A Superfície Jovem

Uma coisa que eu venho percebendo é que as letras de música escritas nas décadas passadas tinham muito mais maturidade. Artistas na casa dos vinte anos escreviam sobre temas complexos, abordavam dúvidas existenciais, tinham empatia com os mais velhos, consciência política… e faziam sucesso.

Quando você compara uma letra do Gênesis, por exemplo, com uma da Shakira você sente isso perfeitamente. As letras que Peter Gabriel, Tony Banks, Mike Rutherford, Steve Hackett e Phil Collins escreveram ANTES DOS 21 revelam conhecimentos (mesmo que superficiais) de literatura, música clássica, filosofia, política, mitologia etc. As letras da Shakira (ou de qualquer artista pop de hoje revelam o que?

Alguns dirão que não é justo comparar o Gênesis, que mesmo em seu auge era um grupo “de nicho” com uma artista pop como Shakira, mas será injusto comparar o Pink Floyd, que deteve por décadas todos os recordes de vendagem de um único álbum (*The Dark Side of the Moon*)?

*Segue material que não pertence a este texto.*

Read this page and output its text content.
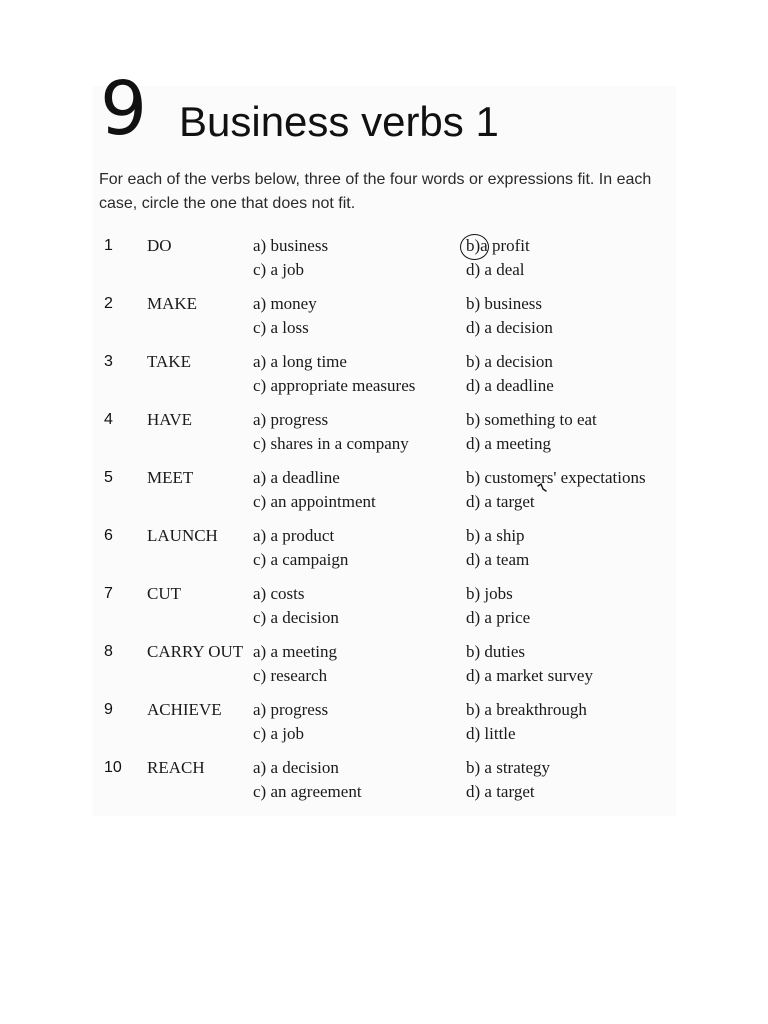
9 Business verbs 1

For each of the verbs below, three of the four words or expressions fit. In each case, circle the one that does not fit.

1	DO	a) business	b)a profit
c) a job	d) a deal
2	MAKE	a) money	b) business
c) a loss	d) a decision
3	TAKE	a) a long time	b) a decision
c) appropriate measures	d) a deadline
4	HAVE	a) progress	b) something to eat
c) shares in a company	d) a meeting
5	MEET	a) a deadline	b) customers' expectations
c) an appointment	d) a target
6	LAUNCH a) a product	b) a ship
c) a campaign	d) a team
7	CUT	a) costs	b) jobs
c) a decision	d) a price
8	CARRY OUT a) a meeting	b) duties
c) research	d) a market survey
9	ACHIEVE a) progress	b) a breakthrough
c) a job	d) little
10	REACH	a) a decision	b) a strategy
c) an agreement	d) a target
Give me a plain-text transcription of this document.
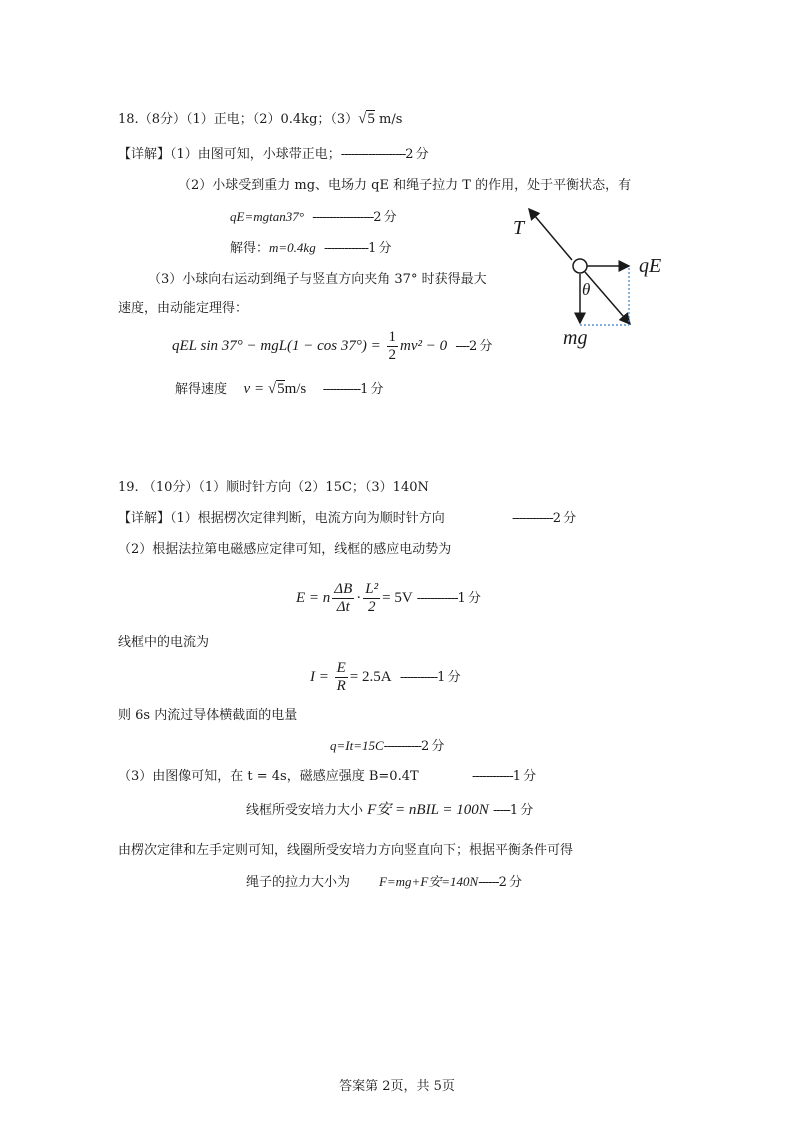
18.（8分）（1）正电；（2）0.4kg；（3）√5 m/s
【详解】（1）由图可知，小球带正电；-------------------2 分
（2）小球受到重力 mg、电场力 qE 和绳子拉力 T 的作用，处于平衡状态，有
qE=mgtan37° ------------------2 分
解得：m=0.4kg -------------1 分
（3）小球向右运动到绳子与竖直方向夹角 37° 时获得最大
速度，由动能定理得：
qEL $\sin 37^\circ - mgL(1 - \cos 37^\circ) = \frac{1}{2} mv^2 - 0$ ----2 分
解得速度 v = √5m/s -----------1 分
T
qE
θ
mg
19. （10分）（1）顺时针方向（2）15C；（3）140N
【详解】（1）根据楞次定律判断，电流方向为顺时针方向	------------2 分
（2）根据法拉第电磁感应定律可知，线框的感应电动势为
E = n $\frac{\Delta B}{\Delta t} \cdot \frac{\text{L²}}{2} = 5V$ ------------1 分
线框中的电流为
$I = \frac{E}{R} = 2.5A$ -----------1 分
则 6s 内流过导体横截面的电量
q=It=15C-----------2 分
（3）由图像可知，在 t = 4s，磁感应强度 B=0.4T	------------1 分
线框所受安培力大小 F安 = nBIL = 100N -----1 分
由楞次定律和左手定则可知，线圈所受安培力方向竖直向下；根据平衡条件可得
绳子的拉力大小为 F=mg+F安=140N------2 分
答案第 2页，共 5页
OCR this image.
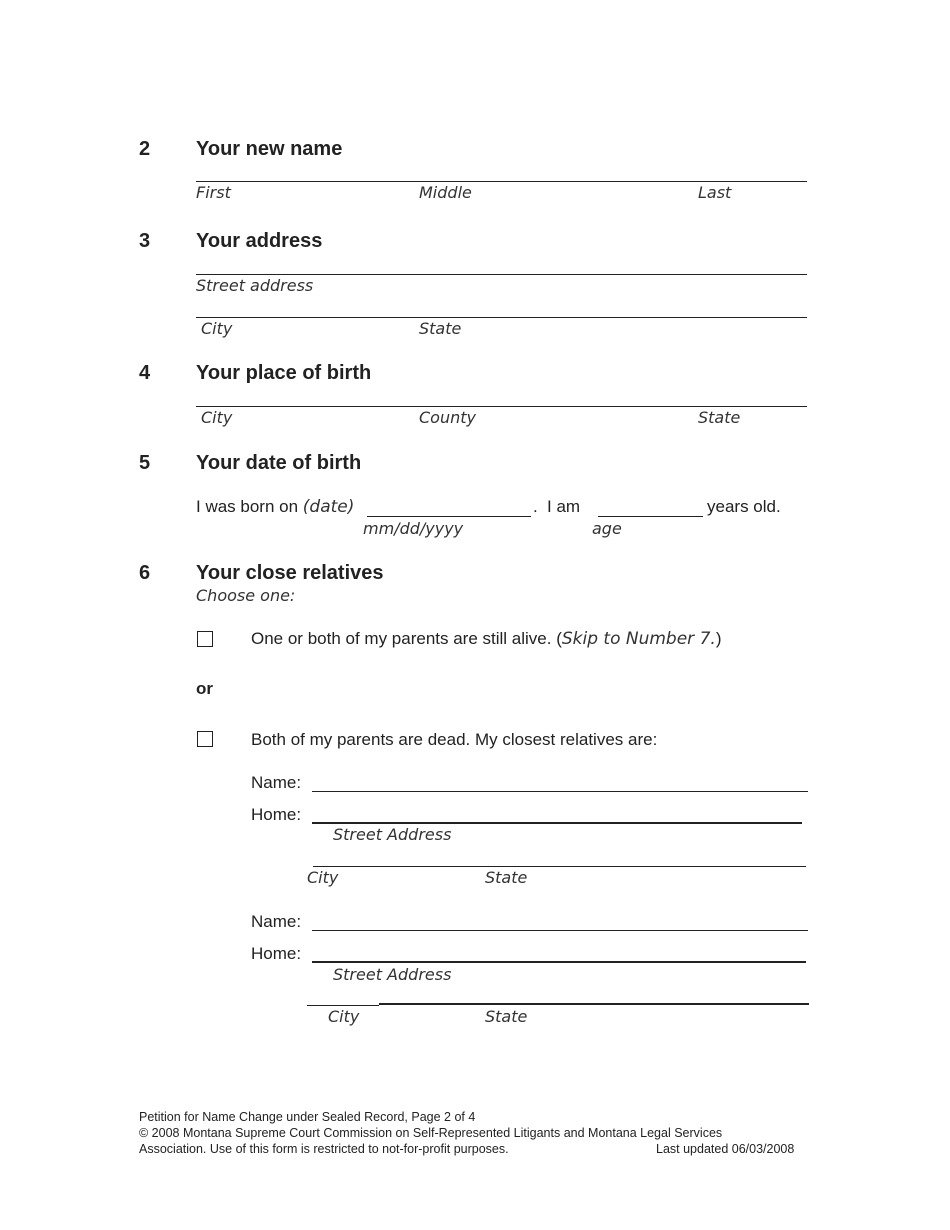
2 Your new name
First	Middle	Last
3 Your address
Street address
City	State
4 Your place of birth
City	County	State
5 Your date of birth
I was born on (date)	. I am	years old.
mm/dd/yyyy	age
6 Your close relatives
Choose one:
One or both of my parents are still alive. (Skip to Number 7.)
or
Both of my parents are dead. My closest relatives are:
Name:
Home:
Street Address
City	State
Name:
Home:
Street Address
City	State
Petition for Name Change under Sealed Record, Page 2 of 4
© 2008 Montana Supreme Court Commission on Self-Represented Litigants and Montana Legal Services
Association. Use of this form is restricted to not-for-profit purposes.	Last updated 06/03/2008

Que dizer de Beto Guedes ou mesmo de Milton Nascimento, que parecem já ter estreado velhos, cantando coisas densas como *Paisagem da Janela* ou *Travessia*?

Parece-me, isso sim, que vivemos em uma época que parece rejeitar a cultura, e que relega, por isso, ao esquecimento qualquer cantor ou autor que saia desse lugar comum obrigatório. Podemos não viver mais sob censura estatal, mas a sociedade, em geral, já não tolera discursos desviantes. A gente quase chega a se assustar com o fato de que provavelmente os Secos & Molhados teriam sofrido grande preconceito se cantassem hoje, talvez maior do que o que enfrentaram nos anos 70, com ditadura e tudo.